Osteoarthritis risk factor: Family history
OA tends to run in families, especially if you have genetic joint defects. You’re more likely to have osteoarthritis symptoms if your parents, grandparents, or siblings have the condition. Researchers don’t know why OA runs in families. While genetics are a risk factor, no one gene has been identified as causing the condition. “We believe that there is a large genetic component with the development of OA,” says Dr. Genovese. “But there is not a single gene association the way you might see with other diseases.”
Osteoarthritis risk factor: Bleeding problems
Though they’re not common, medical conditions that involve bleeding near a joint can cause osteoarthritis to worsen or new symptoms to develop. If you have hemophilia (where blood doesn’t clot normally) or avascular necrosis (the death of bone tissue due to a lack of blood supply), you may have symptoms associated with OA. “Blood is irritating and really destructive to the joint,” says Dr. Mandl.
Osteoarthritis risk factor: Other types of arthritis
If you have other forms of arthritis, such as gout or rheumatoid arthritis, you’re more at risk for developing osteoarthritis too. RA is an autoimmune disease in which your immune system mistakenly attacks the joints. This triggers inflammation that thickens the synovial tissue lining the inside of the joint, causing swelling and pain in around the joints. Gout is a painful and acute onset of arthritis caused by the buildup of uric acid (a normal waste product in your body) in the blood. When uric acid is elevated in the blood, it can accumulate in your joints and trigger an inflammatory response that causes severe pain and swelling.
Osteoarthritis risk factor: Certain conditions
People born with certain diseases or health problems are more likely to develop OA. Examples include increased joint laxity (being double jointed), some dysplasias (abnormal growths of bone and cartilage), and Paget’s disease (a type of bone inflammation).

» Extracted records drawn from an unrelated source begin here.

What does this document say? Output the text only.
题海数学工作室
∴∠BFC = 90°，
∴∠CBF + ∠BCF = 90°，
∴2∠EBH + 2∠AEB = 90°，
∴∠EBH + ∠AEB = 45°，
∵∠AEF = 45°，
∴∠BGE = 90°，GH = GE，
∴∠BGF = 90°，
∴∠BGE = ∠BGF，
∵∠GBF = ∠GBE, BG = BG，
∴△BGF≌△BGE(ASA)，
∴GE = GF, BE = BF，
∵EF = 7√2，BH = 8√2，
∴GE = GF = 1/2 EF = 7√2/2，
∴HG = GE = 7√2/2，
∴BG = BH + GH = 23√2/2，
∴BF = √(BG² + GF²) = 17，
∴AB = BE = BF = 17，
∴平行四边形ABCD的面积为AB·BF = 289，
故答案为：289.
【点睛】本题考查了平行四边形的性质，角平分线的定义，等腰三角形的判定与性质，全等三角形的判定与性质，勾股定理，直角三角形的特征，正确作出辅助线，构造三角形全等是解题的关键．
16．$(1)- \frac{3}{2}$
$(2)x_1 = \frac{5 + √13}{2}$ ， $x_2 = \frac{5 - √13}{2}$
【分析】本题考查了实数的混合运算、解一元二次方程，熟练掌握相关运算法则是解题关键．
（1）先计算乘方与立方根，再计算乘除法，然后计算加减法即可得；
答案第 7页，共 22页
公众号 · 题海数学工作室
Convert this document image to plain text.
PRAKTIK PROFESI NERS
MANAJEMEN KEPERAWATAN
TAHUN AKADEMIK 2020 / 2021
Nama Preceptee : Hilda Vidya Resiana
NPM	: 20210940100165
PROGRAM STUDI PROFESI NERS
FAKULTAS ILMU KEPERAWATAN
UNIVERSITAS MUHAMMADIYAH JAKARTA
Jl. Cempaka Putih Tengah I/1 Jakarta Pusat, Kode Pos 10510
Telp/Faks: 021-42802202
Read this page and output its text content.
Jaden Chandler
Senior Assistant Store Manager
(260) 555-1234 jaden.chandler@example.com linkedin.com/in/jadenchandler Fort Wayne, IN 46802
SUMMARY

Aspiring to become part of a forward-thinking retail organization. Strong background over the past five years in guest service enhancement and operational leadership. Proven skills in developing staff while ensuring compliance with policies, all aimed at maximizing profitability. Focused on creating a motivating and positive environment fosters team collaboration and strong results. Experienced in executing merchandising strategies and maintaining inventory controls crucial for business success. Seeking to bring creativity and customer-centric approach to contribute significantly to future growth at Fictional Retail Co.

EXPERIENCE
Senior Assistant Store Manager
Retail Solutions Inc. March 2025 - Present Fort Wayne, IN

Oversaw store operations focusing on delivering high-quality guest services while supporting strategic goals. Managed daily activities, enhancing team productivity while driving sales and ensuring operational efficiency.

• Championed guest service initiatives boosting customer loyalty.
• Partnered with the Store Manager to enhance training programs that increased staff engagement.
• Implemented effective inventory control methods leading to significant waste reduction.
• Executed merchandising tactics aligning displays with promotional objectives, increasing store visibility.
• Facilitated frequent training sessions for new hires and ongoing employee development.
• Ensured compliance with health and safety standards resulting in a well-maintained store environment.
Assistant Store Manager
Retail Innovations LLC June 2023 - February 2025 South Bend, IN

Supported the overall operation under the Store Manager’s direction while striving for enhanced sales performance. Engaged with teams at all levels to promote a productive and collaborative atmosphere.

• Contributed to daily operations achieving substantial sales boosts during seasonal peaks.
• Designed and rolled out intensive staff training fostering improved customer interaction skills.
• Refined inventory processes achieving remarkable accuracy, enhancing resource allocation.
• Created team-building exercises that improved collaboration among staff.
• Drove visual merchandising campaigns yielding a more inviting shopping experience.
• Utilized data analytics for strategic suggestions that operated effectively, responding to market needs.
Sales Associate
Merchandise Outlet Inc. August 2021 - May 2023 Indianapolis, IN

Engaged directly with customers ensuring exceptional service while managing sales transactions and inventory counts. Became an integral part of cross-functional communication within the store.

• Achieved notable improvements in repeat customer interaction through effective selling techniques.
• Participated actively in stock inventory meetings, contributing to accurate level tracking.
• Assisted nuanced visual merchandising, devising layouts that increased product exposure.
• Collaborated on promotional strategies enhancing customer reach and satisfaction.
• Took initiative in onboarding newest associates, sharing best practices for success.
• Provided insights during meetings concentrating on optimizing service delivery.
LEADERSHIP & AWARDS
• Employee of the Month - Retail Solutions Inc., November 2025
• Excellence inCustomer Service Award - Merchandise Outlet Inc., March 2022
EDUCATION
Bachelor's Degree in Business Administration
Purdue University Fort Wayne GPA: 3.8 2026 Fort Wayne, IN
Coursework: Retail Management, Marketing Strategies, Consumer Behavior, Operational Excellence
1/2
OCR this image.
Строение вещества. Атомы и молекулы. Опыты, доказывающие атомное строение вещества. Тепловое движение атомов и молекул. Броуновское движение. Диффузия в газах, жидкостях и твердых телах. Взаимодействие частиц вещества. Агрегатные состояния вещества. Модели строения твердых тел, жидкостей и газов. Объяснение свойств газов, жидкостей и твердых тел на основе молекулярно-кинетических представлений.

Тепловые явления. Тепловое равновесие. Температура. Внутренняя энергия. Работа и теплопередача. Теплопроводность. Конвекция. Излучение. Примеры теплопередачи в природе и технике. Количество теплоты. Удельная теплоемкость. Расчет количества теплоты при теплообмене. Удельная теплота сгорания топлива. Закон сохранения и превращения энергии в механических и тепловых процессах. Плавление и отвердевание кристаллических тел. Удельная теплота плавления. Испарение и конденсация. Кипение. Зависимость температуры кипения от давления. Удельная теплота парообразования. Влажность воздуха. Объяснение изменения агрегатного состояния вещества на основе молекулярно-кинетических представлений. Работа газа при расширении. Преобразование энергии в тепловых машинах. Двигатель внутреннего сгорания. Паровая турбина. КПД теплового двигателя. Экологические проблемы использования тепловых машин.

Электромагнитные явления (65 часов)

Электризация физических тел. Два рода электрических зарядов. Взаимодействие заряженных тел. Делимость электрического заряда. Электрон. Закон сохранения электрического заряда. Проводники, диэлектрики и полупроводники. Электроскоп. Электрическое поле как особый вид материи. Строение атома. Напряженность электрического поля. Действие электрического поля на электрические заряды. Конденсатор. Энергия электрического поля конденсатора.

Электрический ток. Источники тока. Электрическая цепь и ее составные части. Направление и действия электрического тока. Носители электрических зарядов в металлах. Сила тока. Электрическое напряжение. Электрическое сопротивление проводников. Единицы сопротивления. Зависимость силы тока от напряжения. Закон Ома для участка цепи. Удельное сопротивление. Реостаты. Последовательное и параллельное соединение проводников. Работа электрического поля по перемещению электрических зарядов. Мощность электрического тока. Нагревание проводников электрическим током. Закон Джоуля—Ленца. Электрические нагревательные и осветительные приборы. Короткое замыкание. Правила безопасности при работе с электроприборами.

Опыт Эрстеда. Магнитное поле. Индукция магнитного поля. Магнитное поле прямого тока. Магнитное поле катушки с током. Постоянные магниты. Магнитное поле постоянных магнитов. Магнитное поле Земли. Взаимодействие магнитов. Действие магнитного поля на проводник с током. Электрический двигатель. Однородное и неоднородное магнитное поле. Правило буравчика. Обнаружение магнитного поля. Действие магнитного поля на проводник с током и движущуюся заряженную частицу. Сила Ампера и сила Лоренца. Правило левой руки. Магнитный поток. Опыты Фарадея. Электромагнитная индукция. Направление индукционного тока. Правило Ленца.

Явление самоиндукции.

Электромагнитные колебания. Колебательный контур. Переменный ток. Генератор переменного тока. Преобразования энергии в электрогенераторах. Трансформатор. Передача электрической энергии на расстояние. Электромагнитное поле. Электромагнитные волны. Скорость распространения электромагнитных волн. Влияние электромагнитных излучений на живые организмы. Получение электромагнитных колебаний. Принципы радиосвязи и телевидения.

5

Other conditions that can lead to OA include peripheral neuropathies (nervous system disease) and neuromuscular disorders that put abnormal stress on the joint. Certain metabolic diseases like diabetes and hemochromatosis (where your body has too much iron) make you prone to OA as well as bone deformities like those born with malformed joints or defective cartilage.
Getting Diagnosed with Osteoarthritis
If you suspect your joint pain or other symptoms could be OA, and you have some osteoarthritis risk factors (or even if you don’t), see your primary health care provider. You may need a referral to a specialist such as a rheumatologist or orthopedist for further testing and treatment.